For the rest of the day, the minibus took us along narrow country roads with viewpoint halts over dramatic limestone gorges, an island monastery and more cascades. Lunch was served at an old mill, where we sat under vines and drank sharp Croatian wine with bread and local cheeses. The excursion finished with the tranquil and richly decorated Serbian Orthodox Krka monastery.

Šibenik was our first encounter with the Croatian coast. From the tidy esplanade we watched boats coming and going on the blue sea and explored the winding medieval streets up to a rambling and crowded cemetery, with the walls of the ruined castle above and stunning views over the town.

Paklenica National Park

The mountainous Paklenica National Park, with limestone gorges, towering crags and excellent walking, was high on our list. At Velika Paklenica, we joined the throng climbing the valley trail. Ramblers and mountaineers were here, but most were lithe young climbers with their karabiners clanking.

To really experience Paklenica you need to leave this main trail and follow one of the steep paths up the canyon side. At the viewpoints the vistas over Velika Paklenica were stunning and we had them to ourselves.

Velika Paklenica runs down to the sea near the resort of Starigrad and this makes a great base for exploring these mountains. We cycled along the old road that contours the slopes with views over to Pag Island and explored the coastal villages, finding Vecka Kula, a ruined Venetian castle, on a bay.

Despite loving everything about Paklenica, we had to move on. We headed north, calling in at Croatia’s must-see Plitvicka Jezera national park, a wonderland of 16 lakes with waterfalls running between them.

Well-made paths and wooden walkways snake among the sparkling waterfalls. The sweet smell of the elderflowers and the beauty of the landscape went to the head of one fellow who held up the crowds to kneel on one knee and propose to his girlfriend – another story I hoped wouldn’t end up in the Museum of Broken Relationships.

Rastoke, a settlement of restored watermills among water channels, wooden bridges and waterfalls in the town of Slunj, proved to be a hidden gem.

Discovering Croatian cheese and wine

Keen to try some local cheese we followed a sign that took us along the track for over a kilometre. At the farm, I climbed out of the ’van and was greeted by four excitable dogs and the cheese maker. She took me into her well-stocked shop. I left happy with four wedges of her sharp and tasty award-winning cheeses.

We enjoyed discovering Croatian wine and food. Many wines are produced around the Samobor hills, west of Zagreb, and we had a stunning drive through this area of pretty villages and hillside vineyards.

The town of Samobor has elegant baroque and art nouveau buildings, a pretty river, woodland walks and lively parks and its main square is lined with cafés that are perfect for people watching. Many cafés offered the local speciality, kremšnita (a fluffy vanilla and pastry concoction). It would have been rude not to try it!

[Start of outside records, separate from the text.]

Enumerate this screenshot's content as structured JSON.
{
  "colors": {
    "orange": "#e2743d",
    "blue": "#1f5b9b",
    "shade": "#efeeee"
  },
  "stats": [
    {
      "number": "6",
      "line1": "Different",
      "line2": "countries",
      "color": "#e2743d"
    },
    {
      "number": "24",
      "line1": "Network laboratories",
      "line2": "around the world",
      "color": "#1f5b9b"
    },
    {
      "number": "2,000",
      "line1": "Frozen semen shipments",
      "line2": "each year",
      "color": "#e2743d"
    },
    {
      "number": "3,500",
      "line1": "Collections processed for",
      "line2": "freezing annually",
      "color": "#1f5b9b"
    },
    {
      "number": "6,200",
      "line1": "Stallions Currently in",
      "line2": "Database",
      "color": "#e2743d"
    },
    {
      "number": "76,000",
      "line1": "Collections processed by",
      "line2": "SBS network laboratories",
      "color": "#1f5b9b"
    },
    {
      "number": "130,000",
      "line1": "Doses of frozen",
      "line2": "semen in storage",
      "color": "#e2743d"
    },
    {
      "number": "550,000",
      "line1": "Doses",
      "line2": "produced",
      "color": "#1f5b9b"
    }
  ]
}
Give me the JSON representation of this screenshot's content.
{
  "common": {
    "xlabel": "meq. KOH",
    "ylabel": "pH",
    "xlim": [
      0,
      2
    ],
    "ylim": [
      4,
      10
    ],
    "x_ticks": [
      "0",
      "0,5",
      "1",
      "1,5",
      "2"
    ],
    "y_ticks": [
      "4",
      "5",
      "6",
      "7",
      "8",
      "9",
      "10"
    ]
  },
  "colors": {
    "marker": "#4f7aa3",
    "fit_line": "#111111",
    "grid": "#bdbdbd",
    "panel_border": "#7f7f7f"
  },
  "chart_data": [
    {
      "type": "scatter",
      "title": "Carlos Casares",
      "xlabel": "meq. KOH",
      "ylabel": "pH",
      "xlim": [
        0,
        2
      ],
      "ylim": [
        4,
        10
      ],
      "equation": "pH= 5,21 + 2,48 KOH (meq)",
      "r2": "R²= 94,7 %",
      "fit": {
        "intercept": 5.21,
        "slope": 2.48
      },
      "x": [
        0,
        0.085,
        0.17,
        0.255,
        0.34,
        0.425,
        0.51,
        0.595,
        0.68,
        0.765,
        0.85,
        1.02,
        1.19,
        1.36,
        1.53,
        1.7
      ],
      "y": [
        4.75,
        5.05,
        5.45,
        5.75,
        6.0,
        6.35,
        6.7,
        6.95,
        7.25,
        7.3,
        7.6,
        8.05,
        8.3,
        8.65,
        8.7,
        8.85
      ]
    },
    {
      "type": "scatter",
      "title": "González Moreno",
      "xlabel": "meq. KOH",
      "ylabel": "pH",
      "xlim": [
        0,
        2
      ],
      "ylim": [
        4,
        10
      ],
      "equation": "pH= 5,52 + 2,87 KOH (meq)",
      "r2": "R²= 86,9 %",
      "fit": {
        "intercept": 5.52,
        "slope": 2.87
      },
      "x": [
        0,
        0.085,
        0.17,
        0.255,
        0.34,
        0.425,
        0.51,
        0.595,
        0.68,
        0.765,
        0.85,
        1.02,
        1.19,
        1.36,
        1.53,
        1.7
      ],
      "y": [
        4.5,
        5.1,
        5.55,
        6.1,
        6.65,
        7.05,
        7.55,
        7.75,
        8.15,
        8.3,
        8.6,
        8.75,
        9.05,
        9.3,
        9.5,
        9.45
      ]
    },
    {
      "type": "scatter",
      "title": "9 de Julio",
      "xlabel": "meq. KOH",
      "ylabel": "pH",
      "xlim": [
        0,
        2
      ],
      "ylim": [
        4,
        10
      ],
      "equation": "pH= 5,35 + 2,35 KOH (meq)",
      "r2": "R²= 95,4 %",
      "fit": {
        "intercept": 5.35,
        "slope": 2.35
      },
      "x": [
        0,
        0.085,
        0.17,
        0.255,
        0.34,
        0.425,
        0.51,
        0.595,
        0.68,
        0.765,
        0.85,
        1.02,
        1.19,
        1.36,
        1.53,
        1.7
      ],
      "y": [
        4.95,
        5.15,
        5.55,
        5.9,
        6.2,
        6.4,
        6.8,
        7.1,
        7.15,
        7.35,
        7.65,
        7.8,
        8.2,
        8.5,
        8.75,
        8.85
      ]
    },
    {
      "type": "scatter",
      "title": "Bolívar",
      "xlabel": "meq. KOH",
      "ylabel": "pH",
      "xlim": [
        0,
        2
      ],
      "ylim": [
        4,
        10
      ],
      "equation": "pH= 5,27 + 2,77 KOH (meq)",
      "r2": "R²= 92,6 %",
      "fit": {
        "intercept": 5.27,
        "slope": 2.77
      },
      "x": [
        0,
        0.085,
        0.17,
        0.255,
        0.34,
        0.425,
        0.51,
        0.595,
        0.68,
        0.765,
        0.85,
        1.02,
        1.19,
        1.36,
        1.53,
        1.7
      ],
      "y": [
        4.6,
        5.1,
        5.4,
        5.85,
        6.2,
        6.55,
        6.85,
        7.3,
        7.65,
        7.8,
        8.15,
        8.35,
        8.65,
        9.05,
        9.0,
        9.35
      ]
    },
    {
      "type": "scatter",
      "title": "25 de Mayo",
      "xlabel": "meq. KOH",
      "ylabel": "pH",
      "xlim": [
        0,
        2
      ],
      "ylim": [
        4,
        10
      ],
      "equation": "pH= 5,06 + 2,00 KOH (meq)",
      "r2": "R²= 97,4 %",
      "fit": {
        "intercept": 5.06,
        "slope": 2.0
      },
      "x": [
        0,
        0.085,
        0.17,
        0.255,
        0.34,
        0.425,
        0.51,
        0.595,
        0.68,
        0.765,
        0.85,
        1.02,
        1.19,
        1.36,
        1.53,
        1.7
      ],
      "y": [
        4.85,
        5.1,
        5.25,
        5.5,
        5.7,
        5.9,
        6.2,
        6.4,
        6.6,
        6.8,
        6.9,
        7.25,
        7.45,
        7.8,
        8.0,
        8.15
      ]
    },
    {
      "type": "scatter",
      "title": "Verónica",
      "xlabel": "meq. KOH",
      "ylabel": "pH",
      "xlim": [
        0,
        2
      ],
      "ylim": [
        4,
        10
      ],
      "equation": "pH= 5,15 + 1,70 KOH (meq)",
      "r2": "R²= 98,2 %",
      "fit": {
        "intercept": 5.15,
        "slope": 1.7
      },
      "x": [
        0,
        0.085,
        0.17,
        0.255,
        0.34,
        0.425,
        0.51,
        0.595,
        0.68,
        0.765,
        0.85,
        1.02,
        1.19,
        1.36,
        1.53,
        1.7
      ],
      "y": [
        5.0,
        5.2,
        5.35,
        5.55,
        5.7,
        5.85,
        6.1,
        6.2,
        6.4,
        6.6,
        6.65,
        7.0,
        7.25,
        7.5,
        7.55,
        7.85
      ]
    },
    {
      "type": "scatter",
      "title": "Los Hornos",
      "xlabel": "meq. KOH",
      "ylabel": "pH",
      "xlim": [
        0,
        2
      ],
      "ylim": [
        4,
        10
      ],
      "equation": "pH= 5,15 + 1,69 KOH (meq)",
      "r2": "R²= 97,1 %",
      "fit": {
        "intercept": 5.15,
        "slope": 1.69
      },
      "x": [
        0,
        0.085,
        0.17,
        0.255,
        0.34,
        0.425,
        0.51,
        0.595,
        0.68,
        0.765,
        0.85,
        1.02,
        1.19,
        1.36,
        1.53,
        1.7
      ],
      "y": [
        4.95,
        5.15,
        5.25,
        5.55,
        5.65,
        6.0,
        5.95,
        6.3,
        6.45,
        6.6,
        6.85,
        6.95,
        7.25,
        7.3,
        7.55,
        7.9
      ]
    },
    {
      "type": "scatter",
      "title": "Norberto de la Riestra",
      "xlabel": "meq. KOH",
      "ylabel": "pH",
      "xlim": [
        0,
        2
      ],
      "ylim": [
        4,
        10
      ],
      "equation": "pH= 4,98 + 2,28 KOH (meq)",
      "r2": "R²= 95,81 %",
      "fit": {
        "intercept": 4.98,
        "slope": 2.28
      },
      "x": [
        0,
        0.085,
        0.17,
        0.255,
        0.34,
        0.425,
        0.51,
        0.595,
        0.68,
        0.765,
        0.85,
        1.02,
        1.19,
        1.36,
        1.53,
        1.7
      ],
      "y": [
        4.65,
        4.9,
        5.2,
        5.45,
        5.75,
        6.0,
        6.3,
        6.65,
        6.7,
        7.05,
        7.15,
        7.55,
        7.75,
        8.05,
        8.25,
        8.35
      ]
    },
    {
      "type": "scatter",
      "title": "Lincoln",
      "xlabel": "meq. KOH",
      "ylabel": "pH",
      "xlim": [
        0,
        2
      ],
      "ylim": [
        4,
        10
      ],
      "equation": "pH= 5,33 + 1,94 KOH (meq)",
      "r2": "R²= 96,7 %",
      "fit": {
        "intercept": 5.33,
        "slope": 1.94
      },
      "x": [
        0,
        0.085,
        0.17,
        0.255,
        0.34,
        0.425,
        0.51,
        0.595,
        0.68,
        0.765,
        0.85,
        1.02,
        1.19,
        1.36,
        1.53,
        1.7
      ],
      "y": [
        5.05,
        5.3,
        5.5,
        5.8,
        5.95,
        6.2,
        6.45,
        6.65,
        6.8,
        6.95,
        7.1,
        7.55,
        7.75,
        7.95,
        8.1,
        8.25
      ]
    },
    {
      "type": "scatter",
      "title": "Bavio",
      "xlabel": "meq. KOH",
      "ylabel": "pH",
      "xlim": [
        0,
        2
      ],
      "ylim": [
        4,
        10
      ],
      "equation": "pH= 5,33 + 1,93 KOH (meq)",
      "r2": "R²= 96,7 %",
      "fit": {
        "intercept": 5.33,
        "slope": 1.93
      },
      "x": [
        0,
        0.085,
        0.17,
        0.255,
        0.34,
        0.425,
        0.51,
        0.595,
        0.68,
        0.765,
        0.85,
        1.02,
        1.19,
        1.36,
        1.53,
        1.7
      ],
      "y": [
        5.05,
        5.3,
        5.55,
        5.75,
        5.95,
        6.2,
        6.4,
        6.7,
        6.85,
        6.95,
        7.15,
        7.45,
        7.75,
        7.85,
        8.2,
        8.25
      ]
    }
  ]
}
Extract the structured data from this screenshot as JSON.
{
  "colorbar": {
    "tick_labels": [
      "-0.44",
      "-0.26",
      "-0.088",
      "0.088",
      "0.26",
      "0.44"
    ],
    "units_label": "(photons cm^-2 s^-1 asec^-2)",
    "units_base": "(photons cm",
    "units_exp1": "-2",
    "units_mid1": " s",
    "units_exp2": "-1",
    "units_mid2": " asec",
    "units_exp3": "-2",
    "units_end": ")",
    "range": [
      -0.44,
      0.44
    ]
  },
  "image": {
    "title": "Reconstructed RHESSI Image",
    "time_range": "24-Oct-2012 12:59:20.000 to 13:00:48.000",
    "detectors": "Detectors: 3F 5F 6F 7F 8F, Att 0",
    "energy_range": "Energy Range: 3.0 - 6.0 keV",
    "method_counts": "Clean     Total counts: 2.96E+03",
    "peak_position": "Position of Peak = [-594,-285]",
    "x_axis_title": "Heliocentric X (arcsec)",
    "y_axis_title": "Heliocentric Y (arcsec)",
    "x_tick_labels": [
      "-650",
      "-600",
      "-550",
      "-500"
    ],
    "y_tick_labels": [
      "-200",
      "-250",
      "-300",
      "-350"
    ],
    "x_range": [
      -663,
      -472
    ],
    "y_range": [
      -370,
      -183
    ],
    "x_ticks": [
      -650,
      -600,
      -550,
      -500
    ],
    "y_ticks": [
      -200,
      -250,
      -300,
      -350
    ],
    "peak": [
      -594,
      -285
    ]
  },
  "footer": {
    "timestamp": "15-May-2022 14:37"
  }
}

After a few days back on the coast visiting the headland town of Rovinj packed with colourful villas, I was itching for some walking in inland Istria. From the medieval walled village of Gracišce we followed the waymarked St Simeon Way, a 10km (six-mile) circuit that descends steeply to the Sopot waterfall, a captivating single 98ft drop into a blue pool. 

From the camperstop in Motovun we followed sections of the cycle route along the truffle-rich and verdant Mirna River valley. In the sunshine this was idyllic level cycling.

I couldn’t have staged our last night in Croatia better. We climbed the winding cobbled paths to the beautiful hilltop town of Motovun. Sitting under the town walls at a restaurant terrace, we had views over vineyards and the luxuriant valley bathed in gold in the evening sunshine. We watched the sunset and raised our glasses to the wonder of Croatia. Third time lucky indeed!